Indonésie : paysans en colère
Hari Tani : réforme agraire, un chantier toujours ouvert
Chaque 24 septembre, l’Indonésie célèbre le Hari Tani, la Journée des paysans. Officiellement, c’est une journée de reconnaissance pour ceux qui nourrissent la nation. Mais derrière les discours et les photos officielles, la réalité est beaucoup moins festive.
La réforme agraire, attendue depuis des décennies, demeure inachevée. Ce qui révolte le plus, c’est que le prix du riz ne cesse d’augmenter, tandis que le niveau de vie, lui, stagne. La colère des paysans gronde et s’exprime désormais dans la rue, avec des manifestations organisées dans plusieurs villes, notamment dans la capitale devant le parlement.
Réforme agraire : les terres promises restent hors de portée
Depuis 1960, l’idée était simple : redistribuer les terres inexploitées ou trop concentrées entre les mains de quelques grands propriétaires afin de donner aux petits paysans la possibilité de vivre dignement de leur travail. Mais soixante-cinq ans plus tard, une grande partie de ces terres n’a jamais changé de mains. Les conflits fonciers se multiplient, souvent entre communautés rurales et entreprises, laissant les paysans dans une insécurité permanente. Sans titre foncier clair, ils sont vulnérables face aux pressions économiques et aux changements imposés par les projets industriels ou l’expansion des monocultures.
Frustration et mobilisation : les paysans réclament leur terre
La frustration des paysans est profonde et parfaitement compréhensible. Elle se manifeste à travers des mouvements sociaux, des manifestations, des campagnes et des recours juridiques. Leur voix, longtemps ignorée, commence à se faire entendre, rappelant à tous que l’accès à la terre n’est pas seulement un enjeu économique, mais une question de justice sociale et de survie.

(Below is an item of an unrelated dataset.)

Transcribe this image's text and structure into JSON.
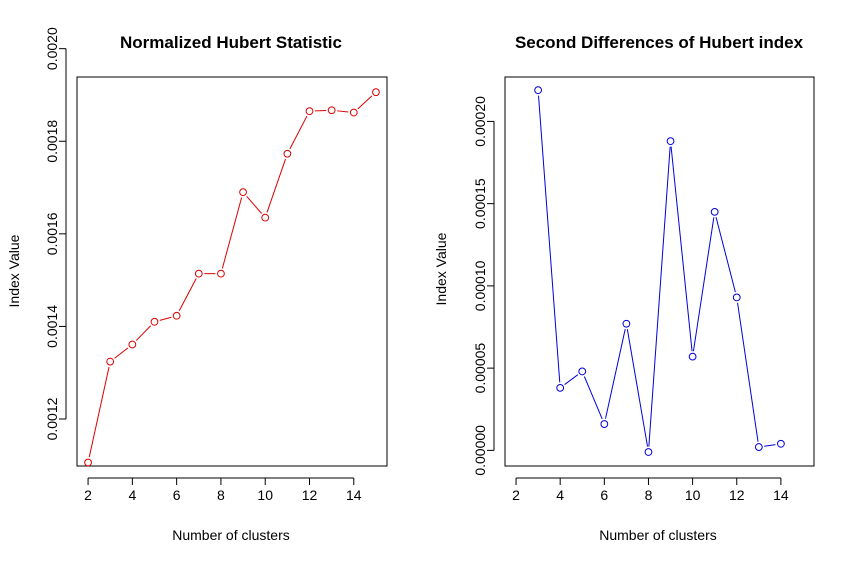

Dans ce contexte, les six tuntutan tani, ou revendications paysannes, restent plus que jamais pertinentes. Les paysans réclament l’accès sécurisé à la terre et une véritable redistribution, un soutien économique pour pouvoir vivre de leurs cultures et vendre leurs produits à des prix justes, ainsi qu’une protection contre les expulsions et les accaparements. Ils appellent également au développement des infrastructures rurales pour améliorer l’accès à l’eau, aux routes et aux marchés, à la promotion d’une agriculture durable respectueuse de l’environnement, et à une participation réelle dans la gestion des terres et la prise de décisions concernant leur avenir.
L’urgence d’une réforme véritable
Le programme TORA, lancé en 2017, promettait de répondre à ces besoins en redistribuant des millions d’hectares et en modernisant les infrastructures rurales. La réalité montre cependant que les changements sont lents et que les ambitions butent sur de multiples contraintes, laissant la réforme agraire souvent plus symbolique que transformative.
Hari Tani, loin d’être une simple célébration, apparaît comme un avertissement : tant que l’accès aux terres reste incertain et que les conditions de vie des paysans ne s’améliorent pas, la colère rurale continuera de monter. Ces revendications ne sont pas abstraites ni idéologiques, elles touchent directement la sécurité alimentaire, l’équité sociale et l’avenir de millions de familles en Indonésie. La réforme agraire reste un défi ouvert, et sa réussite conditionnera durablement la justice et la stabilité dans tout l’archipel.